Retailers Press Longshoremen, Management to Return to Negotiations; Alternatives Being Sought
The National Retail Federation urged longshoremen and management to return to the negotiating table for a new East Coast and Gulf Coast longshoremen’s contract, saying retailers heading into the crucial holiday season will be forced to divert cargo elsewhere in a matter of days. “We understand and recognize that there are tough issues that need to be resolved,” said NRF President Matthew Shay in a letter sent to International Longshoremen’s Association President Harold Daggett and U.S. Maritime Alliance Chairman James Capo (here), but “the issue will only be resolved by agreeing to stay at the negotiating table until a final deal is reached. Failure to reach agreement will lead to supply chain disruptions which could seriously harm the U.S. economy.” Shay said some retailers have already enacted contingency plans to ensure that holiday merchandise will reach store shelves in time: “Most retailers using the East and Gulf Coast ports will be forced to execute contingency plans within the next week to meet in-store holiday deadlines.”
Neither management nor the union had additional comment on the negotiations as of Aug. 28.

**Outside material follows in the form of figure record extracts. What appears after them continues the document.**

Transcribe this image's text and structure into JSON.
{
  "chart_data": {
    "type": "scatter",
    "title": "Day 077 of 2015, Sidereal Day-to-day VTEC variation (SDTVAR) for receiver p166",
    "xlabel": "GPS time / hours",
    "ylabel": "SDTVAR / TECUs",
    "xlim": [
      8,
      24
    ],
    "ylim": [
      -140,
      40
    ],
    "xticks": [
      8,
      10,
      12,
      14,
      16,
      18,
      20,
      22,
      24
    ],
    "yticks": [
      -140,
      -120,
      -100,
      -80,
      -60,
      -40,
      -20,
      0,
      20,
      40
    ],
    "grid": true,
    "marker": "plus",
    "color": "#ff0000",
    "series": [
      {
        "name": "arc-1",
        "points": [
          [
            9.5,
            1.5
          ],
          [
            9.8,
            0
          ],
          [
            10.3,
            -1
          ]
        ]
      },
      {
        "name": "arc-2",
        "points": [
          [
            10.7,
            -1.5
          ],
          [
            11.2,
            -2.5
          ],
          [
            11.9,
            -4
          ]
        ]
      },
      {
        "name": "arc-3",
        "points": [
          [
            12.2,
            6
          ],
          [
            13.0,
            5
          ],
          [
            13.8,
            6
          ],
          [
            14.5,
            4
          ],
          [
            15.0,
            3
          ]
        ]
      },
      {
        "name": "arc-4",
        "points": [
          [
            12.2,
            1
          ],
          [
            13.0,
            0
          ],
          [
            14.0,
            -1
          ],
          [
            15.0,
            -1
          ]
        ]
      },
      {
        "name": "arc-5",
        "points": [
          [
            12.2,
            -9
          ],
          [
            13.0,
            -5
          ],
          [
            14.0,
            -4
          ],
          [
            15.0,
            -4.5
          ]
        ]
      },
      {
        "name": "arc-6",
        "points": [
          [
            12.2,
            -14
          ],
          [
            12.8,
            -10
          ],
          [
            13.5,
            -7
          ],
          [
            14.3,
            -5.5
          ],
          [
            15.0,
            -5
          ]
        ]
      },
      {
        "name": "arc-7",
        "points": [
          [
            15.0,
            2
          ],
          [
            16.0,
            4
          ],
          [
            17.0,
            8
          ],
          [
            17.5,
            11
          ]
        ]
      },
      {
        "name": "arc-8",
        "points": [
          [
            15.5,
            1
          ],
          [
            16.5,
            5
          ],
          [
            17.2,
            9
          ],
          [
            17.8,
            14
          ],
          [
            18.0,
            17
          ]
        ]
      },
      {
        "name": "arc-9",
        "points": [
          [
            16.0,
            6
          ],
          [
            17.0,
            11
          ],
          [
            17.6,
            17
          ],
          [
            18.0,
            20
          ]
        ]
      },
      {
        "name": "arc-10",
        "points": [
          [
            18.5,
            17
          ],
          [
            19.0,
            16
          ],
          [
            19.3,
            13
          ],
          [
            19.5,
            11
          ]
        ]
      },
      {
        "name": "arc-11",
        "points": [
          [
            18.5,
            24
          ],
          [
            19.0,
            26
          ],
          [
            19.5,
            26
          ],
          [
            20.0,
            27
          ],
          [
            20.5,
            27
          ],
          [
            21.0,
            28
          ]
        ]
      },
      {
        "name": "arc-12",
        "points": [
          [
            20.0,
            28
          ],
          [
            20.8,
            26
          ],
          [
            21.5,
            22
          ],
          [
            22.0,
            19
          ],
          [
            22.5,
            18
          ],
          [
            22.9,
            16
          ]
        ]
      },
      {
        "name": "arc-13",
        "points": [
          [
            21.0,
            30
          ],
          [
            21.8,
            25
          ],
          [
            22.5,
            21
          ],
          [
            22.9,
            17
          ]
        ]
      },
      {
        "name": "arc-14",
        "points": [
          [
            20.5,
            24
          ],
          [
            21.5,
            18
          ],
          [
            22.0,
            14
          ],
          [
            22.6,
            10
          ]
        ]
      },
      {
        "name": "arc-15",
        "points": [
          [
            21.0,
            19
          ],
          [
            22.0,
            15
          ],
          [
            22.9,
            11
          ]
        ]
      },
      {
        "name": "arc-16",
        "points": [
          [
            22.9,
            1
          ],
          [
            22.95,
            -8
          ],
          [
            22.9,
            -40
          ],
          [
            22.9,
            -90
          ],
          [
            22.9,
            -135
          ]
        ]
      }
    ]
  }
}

Though some are suggesting the U.S. government will not allow the East Coast to be shut down at a time when the U.S. economy is so fragile, many importers and exporters should still consider their options should the worst occur, said brokerage firm Livingston International in an email to interested parties (here). It said many importers will be rerouting freight, but "delays are expected regardless of whether or not the ports actually close." Livingston recommended:
- Ensure that warehouse and distribution centers have enough inventory to cover operations if there's a two week strike.
- For the first two weeks of October, consider rerouting it to a Canadian port or to the West Coast.
- Shifting some critical shipments to air is also an option, though many flights will be filling up quickly.